Encadrés par leurs professeurs, les 18 élèves membres du comité vert en environnement de l‘école Barthélémy-Vimont travaillent sur l’aménagement du devant de l’école.

Après mûre réflexion, ils ont privilégié ce site plutôt que la cour ou le parc Saint-Roch afin de rendre l’environnement sain.

«Les gens n’ont pas une bonne image de l’école, car il y a des déchets devant. On voudrait que tous les élèves soient fiers de leur école. Nous voulons aussi que le nom de l’école soit plus beau et plus visible», a présenté Vandna, élève de 4e année.
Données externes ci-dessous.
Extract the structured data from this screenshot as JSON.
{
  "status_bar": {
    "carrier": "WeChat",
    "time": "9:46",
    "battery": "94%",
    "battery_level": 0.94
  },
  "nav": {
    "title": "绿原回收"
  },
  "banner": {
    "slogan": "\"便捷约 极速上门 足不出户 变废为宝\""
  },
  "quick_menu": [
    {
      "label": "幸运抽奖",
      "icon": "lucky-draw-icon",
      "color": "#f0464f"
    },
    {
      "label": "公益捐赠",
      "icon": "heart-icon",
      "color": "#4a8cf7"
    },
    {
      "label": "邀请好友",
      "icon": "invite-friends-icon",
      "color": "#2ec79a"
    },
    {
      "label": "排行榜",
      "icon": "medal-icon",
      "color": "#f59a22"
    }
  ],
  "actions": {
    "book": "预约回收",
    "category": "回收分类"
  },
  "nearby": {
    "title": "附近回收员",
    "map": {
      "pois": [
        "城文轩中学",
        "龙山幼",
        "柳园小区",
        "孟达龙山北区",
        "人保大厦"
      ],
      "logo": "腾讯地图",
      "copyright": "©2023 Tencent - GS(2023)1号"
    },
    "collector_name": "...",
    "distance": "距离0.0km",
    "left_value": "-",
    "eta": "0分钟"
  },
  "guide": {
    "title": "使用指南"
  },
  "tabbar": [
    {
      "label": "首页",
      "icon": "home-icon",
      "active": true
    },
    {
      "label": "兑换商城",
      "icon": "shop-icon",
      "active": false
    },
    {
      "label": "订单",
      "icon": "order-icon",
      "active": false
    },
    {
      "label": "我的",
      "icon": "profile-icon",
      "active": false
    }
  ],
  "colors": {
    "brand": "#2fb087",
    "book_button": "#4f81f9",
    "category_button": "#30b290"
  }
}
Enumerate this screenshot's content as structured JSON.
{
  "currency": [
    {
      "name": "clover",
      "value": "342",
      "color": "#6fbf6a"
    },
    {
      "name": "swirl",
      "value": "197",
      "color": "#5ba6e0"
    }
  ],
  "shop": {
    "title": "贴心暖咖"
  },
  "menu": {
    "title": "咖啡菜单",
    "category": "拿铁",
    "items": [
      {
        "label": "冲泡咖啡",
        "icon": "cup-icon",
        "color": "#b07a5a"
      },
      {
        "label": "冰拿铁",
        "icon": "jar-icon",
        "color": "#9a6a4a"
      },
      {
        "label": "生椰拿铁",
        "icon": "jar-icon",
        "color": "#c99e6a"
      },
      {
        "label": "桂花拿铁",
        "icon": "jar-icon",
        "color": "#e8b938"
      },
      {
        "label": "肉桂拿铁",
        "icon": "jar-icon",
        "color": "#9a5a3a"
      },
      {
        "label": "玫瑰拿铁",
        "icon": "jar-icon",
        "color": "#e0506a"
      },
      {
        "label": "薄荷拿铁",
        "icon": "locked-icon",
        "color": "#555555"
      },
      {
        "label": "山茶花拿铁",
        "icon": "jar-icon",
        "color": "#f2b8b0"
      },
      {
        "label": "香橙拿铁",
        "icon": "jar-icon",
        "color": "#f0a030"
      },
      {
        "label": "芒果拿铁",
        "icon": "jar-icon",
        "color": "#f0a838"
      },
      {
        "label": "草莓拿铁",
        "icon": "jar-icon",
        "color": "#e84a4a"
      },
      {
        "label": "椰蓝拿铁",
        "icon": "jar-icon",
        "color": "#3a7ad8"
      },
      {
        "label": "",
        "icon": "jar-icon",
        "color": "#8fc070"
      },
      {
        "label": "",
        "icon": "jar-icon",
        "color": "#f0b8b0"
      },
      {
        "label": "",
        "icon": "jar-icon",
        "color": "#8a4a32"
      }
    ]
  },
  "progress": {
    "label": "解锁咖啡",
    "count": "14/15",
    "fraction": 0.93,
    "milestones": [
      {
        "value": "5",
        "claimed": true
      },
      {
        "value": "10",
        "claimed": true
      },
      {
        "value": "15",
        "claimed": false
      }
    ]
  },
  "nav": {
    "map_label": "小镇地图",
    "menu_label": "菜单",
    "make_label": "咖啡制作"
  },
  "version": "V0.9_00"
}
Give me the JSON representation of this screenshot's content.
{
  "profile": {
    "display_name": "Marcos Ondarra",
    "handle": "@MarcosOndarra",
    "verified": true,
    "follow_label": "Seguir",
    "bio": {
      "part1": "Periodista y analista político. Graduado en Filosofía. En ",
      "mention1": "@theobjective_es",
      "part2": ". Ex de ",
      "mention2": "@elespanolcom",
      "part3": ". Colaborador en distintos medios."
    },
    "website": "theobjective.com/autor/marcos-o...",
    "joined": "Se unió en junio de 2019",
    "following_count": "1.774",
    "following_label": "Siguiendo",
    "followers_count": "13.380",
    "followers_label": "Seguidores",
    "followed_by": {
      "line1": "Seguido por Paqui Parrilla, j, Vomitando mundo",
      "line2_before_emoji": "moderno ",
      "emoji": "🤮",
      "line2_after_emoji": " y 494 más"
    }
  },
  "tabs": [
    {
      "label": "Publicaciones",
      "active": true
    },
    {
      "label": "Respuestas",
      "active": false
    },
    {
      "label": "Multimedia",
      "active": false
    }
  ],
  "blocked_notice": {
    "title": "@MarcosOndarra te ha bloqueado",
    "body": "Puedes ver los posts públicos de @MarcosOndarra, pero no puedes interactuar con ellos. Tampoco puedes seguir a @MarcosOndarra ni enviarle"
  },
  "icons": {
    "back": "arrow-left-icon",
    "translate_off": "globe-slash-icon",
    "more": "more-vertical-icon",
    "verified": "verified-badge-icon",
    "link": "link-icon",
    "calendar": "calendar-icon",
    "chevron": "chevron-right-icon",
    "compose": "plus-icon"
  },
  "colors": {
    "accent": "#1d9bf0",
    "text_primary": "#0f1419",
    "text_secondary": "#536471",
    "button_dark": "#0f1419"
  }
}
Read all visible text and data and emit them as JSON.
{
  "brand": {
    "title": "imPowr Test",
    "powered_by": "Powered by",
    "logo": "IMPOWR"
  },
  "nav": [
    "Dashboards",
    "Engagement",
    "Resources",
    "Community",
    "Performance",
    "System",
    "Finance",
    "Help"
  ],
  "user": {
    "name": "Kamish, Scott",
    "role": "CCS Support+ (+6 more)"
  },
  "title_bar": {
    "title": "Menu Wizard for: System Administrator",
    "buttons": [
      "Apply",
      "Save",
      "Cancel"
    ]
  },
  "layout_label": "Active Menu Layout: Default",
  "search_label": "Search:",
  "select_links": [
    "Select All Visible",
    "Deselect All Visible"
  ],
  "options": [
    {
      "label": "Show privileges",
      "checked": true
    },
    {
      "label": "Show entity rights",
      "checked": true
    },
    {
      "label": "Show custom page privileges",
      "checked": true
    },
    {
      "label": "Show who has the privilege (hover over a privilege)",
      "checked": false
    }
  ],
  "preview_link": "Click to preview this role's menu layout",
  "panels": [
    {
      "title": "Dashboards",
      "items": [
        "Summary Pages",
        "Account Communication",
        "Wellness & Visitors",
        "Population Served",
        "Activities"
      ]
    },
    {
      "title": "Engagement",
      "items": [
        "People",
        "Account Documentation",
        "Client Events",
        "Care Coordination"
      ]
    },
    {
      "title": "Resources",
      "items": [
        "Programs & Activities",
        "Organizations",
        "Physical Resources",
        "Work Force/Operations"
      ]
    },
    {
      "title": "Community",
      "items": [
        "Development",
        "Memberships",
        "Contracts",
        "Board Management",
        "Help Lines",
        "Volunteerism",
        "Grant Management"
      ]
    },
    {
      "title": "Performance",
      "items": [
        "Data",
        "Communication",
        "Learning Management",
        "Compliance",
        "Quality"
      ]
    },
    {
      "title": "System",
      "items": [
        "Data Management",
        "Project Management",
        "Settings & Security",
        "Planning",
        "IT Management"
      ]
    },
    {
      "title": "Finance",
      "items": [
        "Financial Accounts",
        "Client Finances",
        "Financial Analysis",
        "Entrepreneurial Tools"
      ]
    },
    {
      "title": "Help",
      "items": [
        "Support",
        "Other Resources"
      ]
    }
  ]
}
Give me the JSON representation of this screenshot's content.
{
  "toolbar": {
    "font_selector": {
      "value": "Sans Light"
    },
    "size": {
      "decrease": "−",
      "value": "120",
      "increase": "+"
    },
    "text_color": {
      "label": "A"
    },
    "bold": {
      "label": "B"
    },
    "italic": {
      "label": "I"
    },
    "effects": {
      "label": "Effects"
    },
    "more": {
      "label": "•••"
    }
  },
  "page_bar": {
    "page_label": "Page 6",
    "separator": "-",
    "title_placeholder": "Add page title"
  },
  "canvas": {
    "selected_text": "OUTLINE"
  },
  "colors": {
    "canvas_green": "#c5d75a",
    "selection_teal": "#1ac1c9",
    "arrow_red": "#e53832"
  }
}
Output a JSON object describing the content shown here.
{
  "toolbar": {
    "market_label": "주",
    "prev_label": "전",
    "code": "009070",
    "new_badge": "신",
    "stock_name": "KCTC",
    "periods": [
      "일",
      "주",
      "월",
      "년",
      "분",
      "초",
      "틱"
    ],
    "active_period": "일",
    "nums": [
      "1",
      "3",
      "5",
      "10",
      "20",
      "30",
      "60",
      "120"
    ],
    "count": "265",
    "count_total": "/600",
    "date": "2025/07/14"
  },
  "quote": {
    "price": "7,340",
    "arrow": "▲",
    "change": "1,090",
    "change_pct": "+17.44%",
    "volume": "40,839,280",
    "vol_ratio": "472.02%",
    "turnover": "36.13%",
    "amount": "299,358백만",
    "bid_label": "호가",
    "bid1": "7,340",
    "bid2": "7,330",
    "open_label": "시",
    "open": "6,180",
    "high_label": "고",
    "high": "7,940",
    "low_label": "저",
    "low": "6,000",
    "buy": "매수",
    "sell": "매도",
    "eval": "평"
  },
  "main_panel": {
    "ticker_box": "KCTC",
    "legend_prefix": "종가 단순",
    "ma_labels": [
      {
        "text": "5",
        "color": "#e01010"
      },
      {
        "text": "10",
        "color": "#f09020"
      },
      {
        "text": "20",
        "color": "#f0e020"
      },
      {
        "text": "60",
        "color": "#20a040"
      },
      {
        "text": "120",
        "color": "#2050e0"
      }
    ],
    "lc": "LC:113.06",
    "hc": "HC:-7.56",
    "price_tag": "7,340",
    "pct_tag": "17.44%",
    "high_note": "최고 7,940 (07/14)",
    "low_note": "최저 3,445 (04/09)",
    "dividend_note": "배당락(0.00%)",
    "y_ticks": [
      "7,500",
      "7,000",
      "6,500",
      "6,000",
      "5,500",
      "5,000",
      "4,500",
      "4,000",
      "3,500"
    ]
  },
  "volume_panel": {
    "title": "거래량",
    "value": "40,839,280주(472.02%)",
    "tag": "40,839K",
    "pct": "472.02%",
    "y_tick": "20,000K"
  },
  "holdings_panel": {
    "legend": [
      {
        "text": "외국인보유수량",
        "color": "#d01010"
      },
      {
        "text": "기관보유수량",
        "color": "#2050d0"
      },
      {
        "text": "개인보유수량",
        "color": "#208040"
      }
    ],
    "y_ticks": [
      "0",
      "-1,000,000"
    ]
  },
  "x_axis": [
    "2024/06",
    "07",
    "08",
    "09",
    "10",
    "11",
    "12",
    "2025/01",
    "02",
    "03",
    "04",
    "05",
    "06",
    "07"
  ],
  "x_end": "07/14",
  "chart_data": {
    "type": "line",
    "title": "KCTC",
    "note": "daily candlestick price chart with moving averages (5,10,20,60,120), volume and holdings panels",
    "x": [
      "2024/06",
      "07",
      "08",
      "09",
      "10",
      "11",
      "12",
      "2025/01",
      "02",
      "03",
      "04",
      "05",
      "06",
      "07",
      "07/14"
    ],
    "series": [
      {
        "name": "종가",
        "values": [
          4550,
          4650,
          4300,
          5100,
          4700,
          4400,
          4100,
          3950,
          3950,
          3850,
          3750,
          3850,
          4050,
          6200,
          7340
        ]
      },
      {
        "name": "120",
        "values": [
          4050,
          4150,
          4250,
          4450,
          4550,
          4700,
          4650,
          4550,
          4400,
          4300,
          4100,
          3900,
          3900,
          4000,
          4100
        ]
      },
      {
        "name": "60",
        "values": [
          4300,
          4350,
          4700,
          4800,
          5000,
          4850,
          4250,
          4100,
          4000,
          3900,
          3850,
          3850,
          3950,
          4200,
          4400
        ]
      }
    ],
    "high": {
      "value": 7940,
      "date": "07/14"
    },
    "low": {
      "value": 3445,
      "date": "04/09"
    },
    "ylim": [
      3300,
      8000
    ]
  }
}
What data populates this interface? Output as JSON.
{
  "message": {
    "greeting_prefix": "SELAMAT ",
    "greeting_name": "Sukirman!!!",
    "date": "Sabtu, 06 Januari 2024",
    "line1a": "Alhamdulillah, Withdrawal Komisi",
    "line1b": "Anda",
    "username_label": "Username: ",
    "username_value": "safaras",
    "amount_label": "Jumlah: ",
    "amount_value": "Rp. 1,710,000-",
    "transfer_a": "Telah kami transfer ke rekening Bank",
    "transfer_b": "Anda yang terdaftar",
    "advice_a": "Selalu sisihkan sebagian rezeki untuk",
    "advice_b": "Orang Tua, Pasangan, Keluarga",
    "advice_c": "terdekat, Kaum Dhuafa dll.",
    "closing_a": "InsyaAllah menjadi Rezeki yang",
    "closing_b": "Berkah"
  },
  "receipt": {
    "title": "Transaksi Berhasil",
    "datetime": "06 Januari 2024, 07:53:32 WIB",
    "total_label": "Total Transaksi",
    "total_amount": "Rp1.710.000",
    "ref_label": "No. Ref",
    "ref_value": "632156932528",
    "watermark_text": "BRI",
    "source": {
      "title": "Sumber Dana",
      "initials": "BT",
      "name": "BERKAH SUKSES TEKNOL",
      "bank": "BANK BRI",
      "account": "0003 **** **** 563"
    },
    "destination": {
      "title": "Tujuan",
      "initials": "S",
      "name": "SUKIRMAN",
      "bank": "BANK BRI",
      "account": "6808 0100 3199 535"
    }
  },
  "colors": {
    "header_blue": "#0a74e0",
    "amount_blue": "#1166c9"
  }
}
Face au manque d’arbres, de fleurs et de mobilier urbain devant l’établissement, les jeunes proposent de verdir le site et de ramasser les ordures. Pour réaliser ce projet, la Fondation québécoise en environnement leur a remis un chèque de 1000$. Une somme que devront gérer les enfants.

La contribution est toutefois insuffisante pour un projet d’envergure. Planter un arbre d’un calibre moyen coûte entre 600 et 800 $, rappelle Violaine Provonost chargée de projet chez Vrac Environnement, aussi partenaire du projet.

Un «premier pas dans la bonne direction»

Si les enfants sont optimistes dans leur démarches, reste que le périmètre autour du complexe William-Hingston, dont fait partie l’école Barthélémy-Vimont, a déjà été verdi par le passé, avant d’être vandalisé. «Ce sont 20 000$ qui ont été investis dans l’aménagement du site, il y avait des tables et des plantes vivaces. Mais il y avait un manque de respect et du vandalisme. Des enfants ont mis le feu à une compostière. L’erreur que l’on a faite par le passé, c’est de ne pas impliquer les usagers du Complexe Wiliam-Hingston», reconnaît Mme Provonost.

La force de ce projet résiderait peut-être cette fois-ci dans le pouvoir de décision accordé aux enfants.

«Les jeunes définissent les problèmes et les solutions dans une perspective d’empowerment social», explique Giulietta Di Mambro, assistante de recherche à l’université Concordia, également impliquée dans le projet. Pour elle, «le processus importe plus que le résultat.»

«L’objectif en impliquant les jeunes, c’est qu’il y ait plus de respect. On veut rejoindre les adultes par le biais des enfants, mais aussi sensibiliser ces deniers. Ils ont un pouvoir de décision ; certains jettent des déchets par terre», poursuit la représentante de Vrac Environnement. Pour l’organisme, qui continue de travailler sur des projets d’embellissement du site, ce projet reste un premier pas dans la bonne direction. Dans le cadre de ses classes vertes, Vrac Environnement proposera aux enfants de planter des semis en classe prochainement.

 

Sensibiliser les enfants aux défis urbains

D’ici la fin avril, Vrac Environnement organisera des marches exploratoires avec les enfants de l’école pour les sensibiliser aux défis urbains et au transport actif. Les élèves devraient présenter un compte-rendu aux élus dans le cadre du conseil d’arrondissement du mois de juin.